TORONTO — In a Passover week crackdown that has outraged Montreal's 100,000-member Jewish community, the Quebec government has blocked distribution of kosher foods labeled only in English because they violate the province's law making French the official language.
Although kosher food labeled in French is available year-round in Quebec, supermarkets import additional kosher products from the United States and Israel for Passover, when demand is highest. Those typically are labeled only in English because there isn't time to re-label them in French.
For 10 years, the government permitted this practice under what Jewish community leaders call a "tacit understanding" to exempt Passover imports. But a March 20 letter from the provincial Office of the French Language ordered an end to the practice.

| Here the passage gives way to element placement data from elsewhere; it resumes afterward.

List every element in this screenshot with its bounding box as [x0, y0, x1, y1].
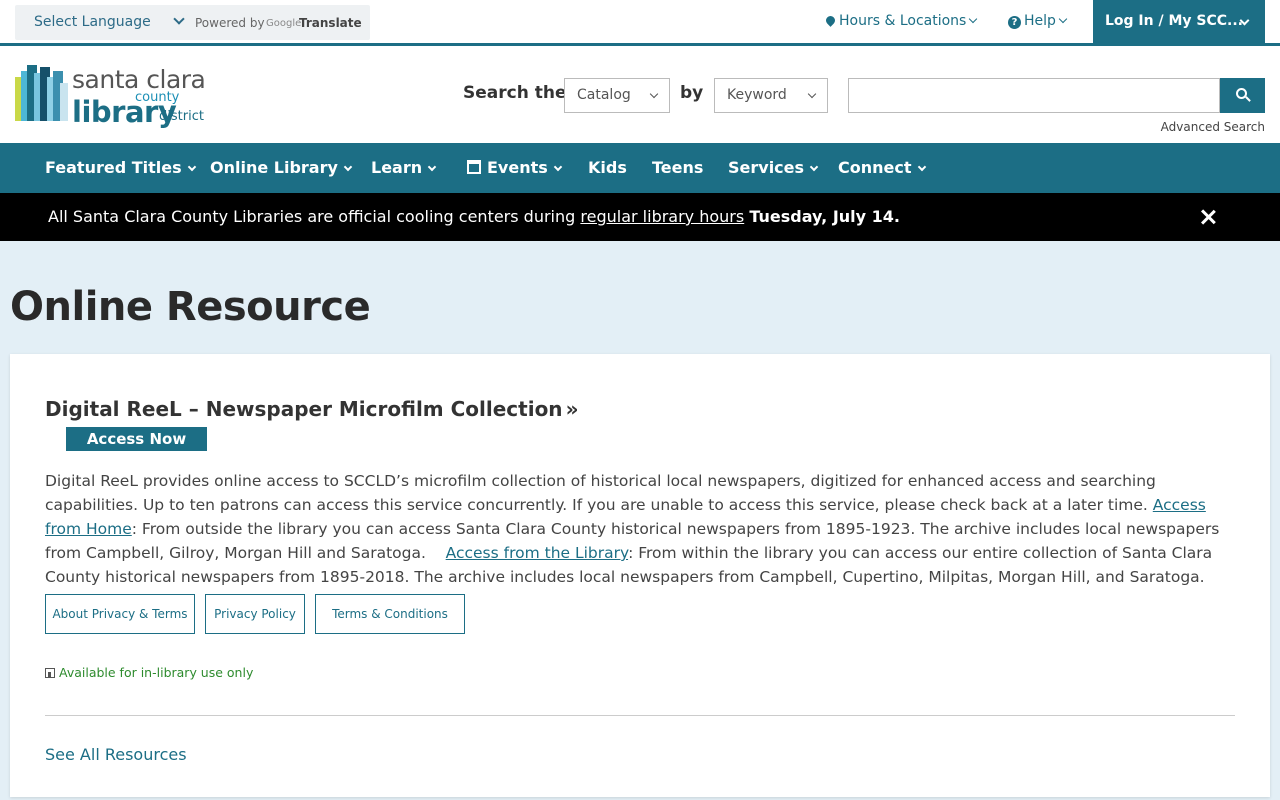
privacy-policy-button[interactable]: Privacy Policy: [205, 594, 305, 634]
chevron-down-icon: [187, 162, 196, 172]
nav-label: Featured Titles: [45, 158, 182, 177]
resource-title: Digital ReeL – Newspaper Microfilm Colle…: [45, 397, 563, 421]
chevron-down-icon: [343, 162, 353, 172]
nav-label: Learn: [371, 158, 423, 177]
chevron-down-icon: [809, 162, 819, 172]
double-chevron-right-icon: »: [565, 397, 579, 421]
building-icon: [45, 668, 55, 678]
chevron-down-icon: [807, 89, 817, 99]
language-select-label[interactable]: Select Language: [34, 14, 151, 30]
terms-conditions-button[interactable]: Terms & Conditions: [315, 594, 465, 634]
see-all-resources-link[interactable]: See All Resources: [45, 745, 187, 764]
chevron-down-icon: [173, 13, 185, 25]
map-marker-icon: [824, 14, 837, 27]
chevron-down-icon: [1058, 14, 1068, 24]
nav-label: Teens: [652, 158, 704, 177]
search-scope-select[interactable]: Catalog: [564, 78, 670, 113]
resource-description: Digital ReeL provides online access to S…: [45, 469, 1240, 589]
help-label: Help: [1024, 13, 1056, 29]
search-input[interactable]: [848, 78, 1220, 113]
advanced-search-link[interactable]: Advanced Search: [1161, 120, 1265, 134]
nav-label: Online Library: [210, 158, 338, 177]
alert-date: Tuesday, July 14.: [749, 207, 900, 226]
close-icon[interactable]: [1198, 207, 1218, 227]
login-label: Log In / My SCC...: [1105, 13, 1243, 29]
chevron-down-icon: [649, 89, 659, 99]
logo-bars-icon: [15, 65, 68, 121]
chevron-down-icon: [553, 162, 563, 172]
library-hours-link[interactable]: regular library hours: [580, 207, 744, 226]
search-button[interactable]: [1220, 78, 1265, 113]
search-icon-handle: [1245, 96, 1251, 102]
nav-label: Kids: [588, 158, 627, 177]
powered-by-label: Powered by: [195, 16, 265, 30]
login-button[interactable]: Log In / My SCC...: [1093, 0, 1265, 46]
nav-item-kids[interactable]: Kids: [588, 158, 627, 177]
divider: [45, 715, 1235, 716]
utility-bar: Select Language Powered by Google Transl…: [0, 0, 1280, 46]
site-header: santa clara county library district Sear…: [0, 46, 1280, 143]
nav-label: Services: [728, 158, 805, 177]
nav-item-learn[interactable]: Learn: [371, 158, 437, 177]
search-type-select[interactable]: Keyword: [714, 78, 828, 113]
alert-message: All Santa Clara County Libraries are off…: [48, 207, 900, 226]
chevron-down-icon: [427, 162, 437, 172]
about-privacy-terms-button[interactable]: About Privacy & Terms: [45, 594, 195, 634]
language-selector[interactable]: Select Language Powered by Google Transl…: [15, 5, 370, 40]
search-the-label: Search the: [463, 83, 567, 103]
main-nav: Featured Titles Online Library Learn Eve…: [0, 143, 1280, 193]
alert-banner: All Santa Clara County Libraries are off…: [0, 193, 1280, 241]
search-type-value: Keyword: [727, 87, 787, 103]
logo-text-district: district: [159, 109, 204, 124]
google-logo: Google: [266, 18, 302, 29]
nav-label: Connect: [838, 158, 912, 177]
alert-text: All Santa Clara County Libraries are off…: [48, 207, 581, 226]
nav-item-teens[interactable]: Teens: [652, 158, 703, 177]
nav-item-connect[interactable]: Connect: [838, 158, 926, 177]
availability-note: Available for in-library use only: [45, 665, 253, 680]
nav-item-services[interactable]: Services: [728, 158, 819, 177]
library-logo[interactable]: santa clara county library district: [15, 63, 210, 129]
hours-locations-label: Hours & Locations: [839, 13, 967, 29]
nav-item-online-library[interactable]: Online Library: [210, 158, 353, 177]
access-now-button[interactable]: Access Now: [66, 427, 207, 451]
nav-label: Events: [487, 158, 548, 177]
access-from-library-link[interactable]: Access from the Library: [446, 544, 628, 562]
question-circle-icon: ?: [1008, 16, 1021, 29]
availability-text: Available for in-library use only: [59, 665, 254, 680]
description-text: Digital ReeL provides online access to S…: [45, 472, 1156, 514]
translate-label: Translate: [299, 16, 362, 30]
chevron-down-icon: [969, 14, 978, 24]
resource-card: Digital ReeL – Newspaper Microfilm Colle…: [10, 354, 1270, 797]
by-label: by: [680, 83, 704, 103]
page-title: Online Resource: [10, 284, 371, 330]
chevron-down-icon: [917, 162, 926, 172]
hours-locations-link[interactable]: Hours & Locations: [824, 13, 978, 29]
calendar-icon: [467, 160, 481, 174]
resource-title-link[interactable]: Digital ReeL – Newspaper Microfilm Colle…: [45, 397, 578, 421]
nav-item-featured-titles[interactable]: Featured Titles: [45, 158, 196, 177]
search-scope-value: Catalog: [577, 87, 631, 103]
help-link[interactable]: ? Help: [1008, 13, 1068, 29]
nav-item-events[interactable]: Events: [467, 158, 563, 177]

David Sultan, director of community relations for the Canadian Jewish Congress in Montreal, said Tuesday that there are enough kosher foods remaining in the markets to meet the needs of the community, but he said that has not reduced the outcry.
"You can still find kosher foods, that's for sure. Maybe not in the variety or the same amount as before, but they're there," he said in a telephone interview. "[But] the Jewish community is very angry. It's very insensitive to do this during Passover."
Some merchants confirmed that they have taken items off shelves, but because retailers were not formally surveyed, it is uncertain how many products were removed or never reached markets.
Sultan's organization contends that kosher foods are exempt from the law under a provision allowing exceptions for products with limited use and for those that can't be easily replaced. Jewish community leaders hope to meet with provincial authorities Friday or next week to try to resolve the issue. Passover, which commemorates the Jews' escape from bondage in Egypt, ends Thursday at sundown.
The controversy is the latest example of continuing tension between the Quebec government, which favors making Quebec a French-speaking nation independent of Canada, and the province's English-speaking minority and ethnic communities, which overwhelmingly back continued union with Canada.
It also undermines attempts by separatist Premier Lucien Bouchard to ease those tensions. Bouchard has made overtures to Montreal's English-speaking and ethnic communities, urging them to work together with separatists for the common cause of economic development in Quebec.
Quebec's language law is intended to preserve the primacy of French in a province of 7.3 million people--82% of whom count French as their mother tongue--that is surrounded by 282 million mainly English-speaking Canadians and Americans.